PM promotes Lachish region as new home for Gaza evacuees

Prime Minister Ehud Olmert pledged on Tuesday to start building new homes for 400 Gaza evacuee families in the Lachish region, between Jerusalem and Beersheva within six months. "There is no limit to the area's potential," said Olmert as he visited the empty construction site in the South. "I would like, not in one year, but already within six months to come here again to see the tractors working and to breathe in the dust, to see the foundations being poured and the buildings rising," he said. "There is no reason that this will not happen." Government plans call for creating seven new communities in Lachish with approximately 4,600 housing units. About 400 of the units have been earmarked for Gaza evacuees still living in temporary homes. During Tuesday's visit, evacuees criticized the government's "foot-dragging" in building the permanent housing, 18 months after the Gaza withdrawal.
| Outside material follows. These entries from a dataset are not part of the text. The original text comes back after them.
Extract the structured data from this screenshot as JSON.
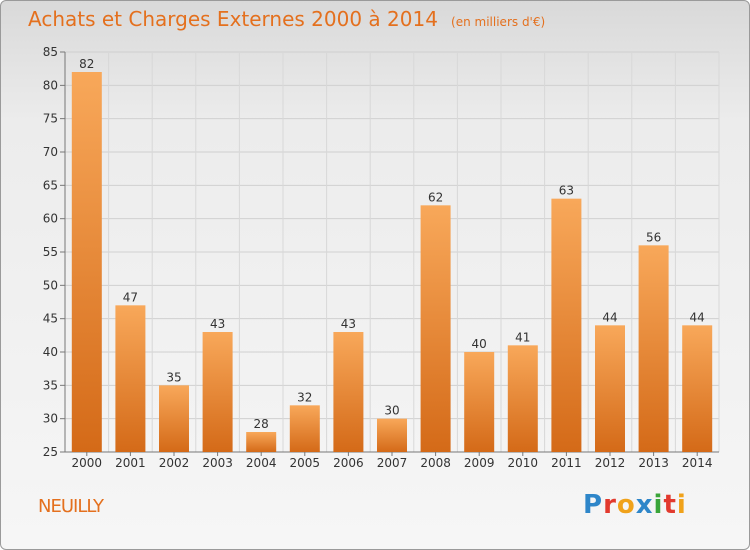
{
  "header": {
    "title": "Achats et Charges Externes 2000 à 2014",
    "subtitle": "(en milliers d'€)"
  },
  "footer": {
    "commune": "NEUILLY",
    "logo": {
      "letters": [
        "P",
        "r",
        "o",
        "x",
        "i",
        "t",
        "i"
      ],
      "colors": [
        "#2e86c9",
        "#e23a2e",
        "#f0a21a",
        "#2e86c9",
        "#3aa539",
        "#e23a2e",
        "#f0a21a"
      ]
    }
  },
  "colors": {
    "accent": "#e4701e",
    "bar_light": "#f8a85a",
    "bar_dark": "#d46a18"
  },
  "chart_data": {
    "type": "bar",
    "categories": [
      "2000",
      "2001",
      "2002",
      "2003",
      "2004",
      "2005",
      "2006",
      "2007",
      "2008",
      "2009",
      "2010",
      "2011",
      "2012",
      "2013",
      "2014"
    ],
    "values": [
      82,
      47,
      35,
      43,
      28,
      32,
      43,
      30,
      62,
      40,
      41,
      63,
      44,
      56,
      44
    ],
    "ylim": [
      25,
      85
    ],
    "yticks": [
      25,
      30,
      35,
      40,
      45,
      50,
      55,
      60,
      65,
      70,
      75,
      80,
      85
    ],
    "grid": true,
    "title": "Achats et Charges Externes 2000 à 2014",
    "ylabel": "",
    "xlabel": ""
  }
}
Housing and Construction Minister Meir Sheetrit was also critical of the process and urged Olmert to speed up the efforts. "There is absolutely no justification for this. With all due respect, this is not the way to run things. This could have all been approved in a day," he said. The initial resettlement timetable called for all Gaza evacuees to have permanent homes within two years of the August 2005 disengagement. According to the Disengagement Authority, only about 200 of the 1,350 Gaza families who plan to build new homes have received building lots from the state. The lots in Lachish have yet to be formally assigned. Olmert promised to push the work forward as quickly as possible. "From now on the Lachish vision is the government of Israel's vision. This is one of the most beautiful and inspiring parts of the country, and perhaps it has waited for the right people," he said. He said he hoped that within 25 years, tens of thousands of people would live in the now sparsely populated Lachish area. "There are no limits on what can be done and developed here," said Olmert. He said his vision included cultural institutions, agriculture and tourism. "These [new] communities are an opportunity for us to turn the Lachish region into a national center for building up the country in the coming years," Olmert said.